Il faut d’abord saluer l’initiative d’Antoine Boisclair qui, avec l’aide d’une dizaine de traducteurs d’ici, nous donne l’occasion d’élargir notre horizon poétique, au-delà des terres québécoises ou françaises. Les lecteurs ne manqueront pas de s’étonner de la richesse de cette poésie souvent narrative, fortement marquée par l’espace. Le titre de cette anthologie, États des lieux, fait d’ailleurs plutôt référence à ces lieux géographiques, imaginaires, voire abstraits que révèle la poésie américaine contemporaine. Il faut donc moins le comprendre comme un réel « état des lieux » du genre américain. Tous célébrés dans leur pays, les treize poètes choisis correspondent au goût personnel des traducteurs, qui sont eux-mêmes poètes – parmi eux : Daniel Canty, Pierre Nepveu, Antonio d’Alfonso, Gilles Cyr. On rencontre ainsi les plumes de Robert Creeley, l’un des initiateurs dans les années 1950 des Black Mountain Poets, mouvement d’avant-garde associé aux arts et à la performance ; de Charles Simic, auteur originaire de l’ex-Yougoslavie, l’un des poètes américains les plus lus et dont l’écriture est empreinte d’humour et de simplicité, sans être simpliste ; de Fanny Howe, qu’on compare à Sylvia Plath ; et d’autres auteurs dont l’œuvre, pourtant importante, n’est presque pas ou pas du tout diffusée au Québec.

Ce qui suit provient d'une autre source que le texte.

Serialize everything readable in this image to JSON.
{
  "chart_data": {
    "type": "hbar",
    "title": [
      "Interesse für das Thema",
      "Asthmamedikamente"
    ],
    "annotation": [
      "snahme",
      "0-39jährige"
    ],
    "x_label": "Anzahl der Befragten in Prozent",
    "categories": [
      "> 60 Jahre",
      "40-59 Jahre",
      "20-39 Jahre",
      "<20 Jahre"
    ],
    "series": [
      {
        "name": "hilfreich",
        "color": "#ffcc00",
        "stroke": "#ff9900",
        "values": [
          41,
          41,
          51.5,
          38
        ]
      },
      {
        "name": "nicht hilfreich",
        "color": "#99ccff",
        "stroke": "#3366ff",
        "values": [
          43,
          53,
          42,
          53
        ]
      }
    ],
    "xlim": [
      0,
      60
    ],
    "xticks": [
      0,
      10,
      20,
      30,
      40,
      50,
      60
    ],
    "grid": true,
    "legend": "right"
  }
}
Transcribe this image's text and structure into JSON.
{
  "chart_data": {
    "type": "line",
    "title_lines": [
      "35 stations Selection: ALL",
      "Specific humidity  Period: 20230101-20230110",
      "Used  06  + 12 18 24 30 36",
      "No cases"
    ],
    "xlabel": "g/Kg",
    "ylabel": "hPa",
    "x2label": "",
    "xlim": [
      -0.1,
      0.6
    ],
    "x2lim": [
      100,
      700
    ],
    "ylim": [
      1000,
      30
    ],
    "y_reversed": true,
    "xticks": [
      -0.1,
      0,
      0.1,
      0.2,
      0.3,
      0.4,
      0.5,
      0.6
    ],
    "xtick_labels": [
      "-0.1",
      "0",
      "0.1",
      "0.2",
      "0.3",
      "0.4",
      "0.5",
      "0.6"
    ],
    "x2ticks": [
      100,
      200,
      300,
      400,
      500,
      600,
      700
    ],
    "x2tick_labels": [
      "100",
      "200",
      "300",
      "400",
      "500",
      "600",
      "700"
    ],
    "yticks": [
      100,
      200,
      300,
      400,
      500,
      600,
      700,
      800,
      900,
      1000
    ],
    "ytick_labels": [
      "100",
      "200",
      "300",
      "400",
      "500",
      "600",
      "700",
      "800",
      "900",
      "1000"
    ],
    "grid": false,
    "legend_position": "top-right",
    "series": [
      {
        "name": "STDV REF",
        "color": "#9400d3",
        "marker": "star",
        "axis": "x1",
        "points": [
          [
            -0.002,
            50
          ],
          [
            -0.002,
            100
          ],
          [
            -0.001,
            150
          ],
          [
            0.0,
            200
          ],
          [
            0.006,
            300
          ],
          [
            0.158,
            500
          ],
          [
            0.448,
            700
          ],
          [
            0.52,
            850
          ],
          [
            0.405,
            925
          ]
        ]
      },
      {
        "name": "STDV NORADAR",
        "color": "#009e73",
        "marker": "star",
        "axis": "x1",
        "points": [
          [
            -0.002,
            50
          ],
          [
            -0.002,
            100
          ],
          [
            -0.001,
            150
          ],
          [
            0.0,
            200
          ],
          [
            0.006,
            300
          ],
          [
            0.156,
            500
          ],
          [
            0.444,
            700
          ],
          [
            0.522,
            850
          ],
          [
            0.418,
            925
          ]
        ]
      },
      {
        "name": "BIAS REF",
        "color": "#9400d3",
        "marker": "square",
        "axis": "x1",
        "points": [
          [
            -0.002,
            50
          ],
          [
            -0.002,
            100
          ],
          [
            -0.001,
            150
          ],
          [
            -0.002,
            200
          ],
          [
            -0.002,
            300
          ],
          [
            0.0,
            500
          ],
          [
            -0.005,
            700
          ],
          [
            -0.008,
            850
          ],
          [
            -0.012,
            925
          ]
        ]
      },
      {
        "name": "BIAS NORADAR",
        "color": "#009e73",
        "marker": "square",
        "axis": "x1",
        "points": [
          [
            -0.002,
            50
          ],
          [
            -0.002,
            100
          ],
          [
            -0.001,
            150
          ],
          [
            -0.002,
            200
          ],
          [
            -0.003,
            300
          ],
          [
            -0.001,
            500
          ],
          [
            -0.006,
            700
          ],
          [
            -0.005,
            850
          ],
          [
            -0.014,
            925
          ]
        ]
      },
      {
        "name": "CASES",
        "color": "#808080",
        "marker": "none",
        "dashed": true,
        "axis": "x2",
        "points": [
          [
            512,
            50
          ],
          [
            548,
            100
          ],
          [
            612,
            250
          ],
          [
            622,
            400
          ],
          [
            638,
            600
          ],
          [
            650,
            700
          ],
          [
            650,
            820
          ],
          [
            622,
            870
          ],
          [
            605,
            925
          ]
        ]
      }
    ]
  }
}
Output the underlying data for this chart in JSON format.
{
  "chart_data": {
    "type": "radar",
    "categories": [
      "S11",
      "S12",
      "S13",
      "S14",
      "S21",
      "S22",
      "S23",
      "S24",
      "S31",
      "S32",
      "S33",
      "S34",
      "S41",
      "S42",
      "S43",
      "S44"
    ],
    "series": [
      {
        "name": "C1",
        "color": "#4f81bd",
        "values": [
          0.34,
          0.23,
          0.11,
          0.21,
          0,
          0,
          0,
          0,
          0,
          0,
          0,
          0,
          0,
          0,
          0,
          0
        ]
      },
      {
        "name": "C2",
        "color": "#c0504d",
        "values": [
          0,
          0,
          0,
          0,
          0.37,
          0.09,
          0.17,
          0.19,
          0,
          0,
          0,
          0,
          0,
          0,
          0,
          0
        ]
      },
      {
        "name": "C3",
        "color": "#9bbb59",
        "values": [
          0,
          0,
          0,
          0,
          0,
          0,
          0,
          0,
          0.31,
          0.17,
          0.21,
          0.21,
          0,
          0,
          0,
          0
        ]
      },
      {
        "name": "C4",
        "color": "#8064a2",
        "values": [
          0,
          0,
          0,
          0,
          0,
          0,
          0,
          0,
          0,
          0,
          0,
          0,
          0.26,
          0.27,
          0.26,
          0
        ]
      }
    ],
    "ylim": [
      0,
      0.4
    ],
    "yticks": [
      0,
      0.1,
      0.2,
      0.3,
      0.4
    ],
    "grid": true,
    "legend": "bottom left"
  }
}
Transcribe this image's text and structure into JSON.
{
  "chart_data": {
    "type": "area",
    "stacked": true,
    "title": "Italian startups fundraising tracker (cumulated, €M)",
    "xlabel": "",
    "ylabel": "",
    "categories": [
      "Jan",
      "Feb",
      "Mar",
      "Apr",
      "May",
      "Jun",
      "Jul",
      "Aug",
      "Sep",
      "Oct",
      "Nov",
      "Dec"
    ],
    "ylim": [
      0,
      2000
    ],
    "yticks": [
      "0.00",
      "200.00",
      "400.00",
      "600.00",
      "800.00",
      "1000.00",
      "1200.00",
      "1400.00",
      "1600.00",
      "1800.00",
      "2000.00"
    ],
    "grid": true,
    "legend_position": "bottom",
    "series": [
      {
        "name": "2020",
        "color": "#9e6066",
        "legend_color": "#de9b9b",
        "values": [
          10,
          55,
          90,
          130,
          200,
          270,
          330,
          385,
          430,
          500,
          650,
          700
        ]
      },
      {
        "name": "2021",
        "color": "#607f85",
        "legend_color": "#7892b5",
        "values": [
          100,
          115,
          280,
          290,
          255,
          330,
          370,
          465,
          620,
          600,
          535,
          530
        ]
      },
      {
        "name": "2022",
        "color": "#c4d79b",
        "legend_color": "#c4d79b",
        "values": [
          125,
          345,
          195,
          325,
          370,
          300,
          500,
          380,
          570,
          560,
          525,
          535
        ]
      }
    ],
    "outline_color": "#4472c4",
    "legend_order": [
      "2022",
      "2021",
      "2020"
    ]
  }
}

La poésie de ce recueil, à l’image de ce qui se fait aux États-Unis, est peu formelle, ce qui la rend accessible. Le langage y est vu « comme un moyen de se rapprocher des choses, non comme une fin en soi ou un outil expérimental », souligne à juste titre Antoine Boisclair dans son introduction. En général, le poème s’installe lentement, « met la table » si l’on peut dire, pour en arriver progressivement à une réflexion souvent métaphysique. Les métaphores aussi se construisent peu à peu, en évoquant sur plusieurs vers un monde parallèle, un autre mode d’être, de penser, une dimension jusqu’alors inconnue où les choses du quotidien s’agencent autrement ; un monde de densité que le poète semble décortiquer pour nous en montrer toute la profondeur. Parfois, comme chez Amy Clampitt ou Charles Wright, la poésie met en scène une sorte de mystique athée quand elle se tourne vers la nature, la terre, le présent muet.
Le terme « contemporain » du sous-titre est en outre pris dans un sens assez large, puisqu’il s’agit de la production des 40 dernières années. Mais les modes esthétiques apparaissent secondaires en regard de propos si inspirants.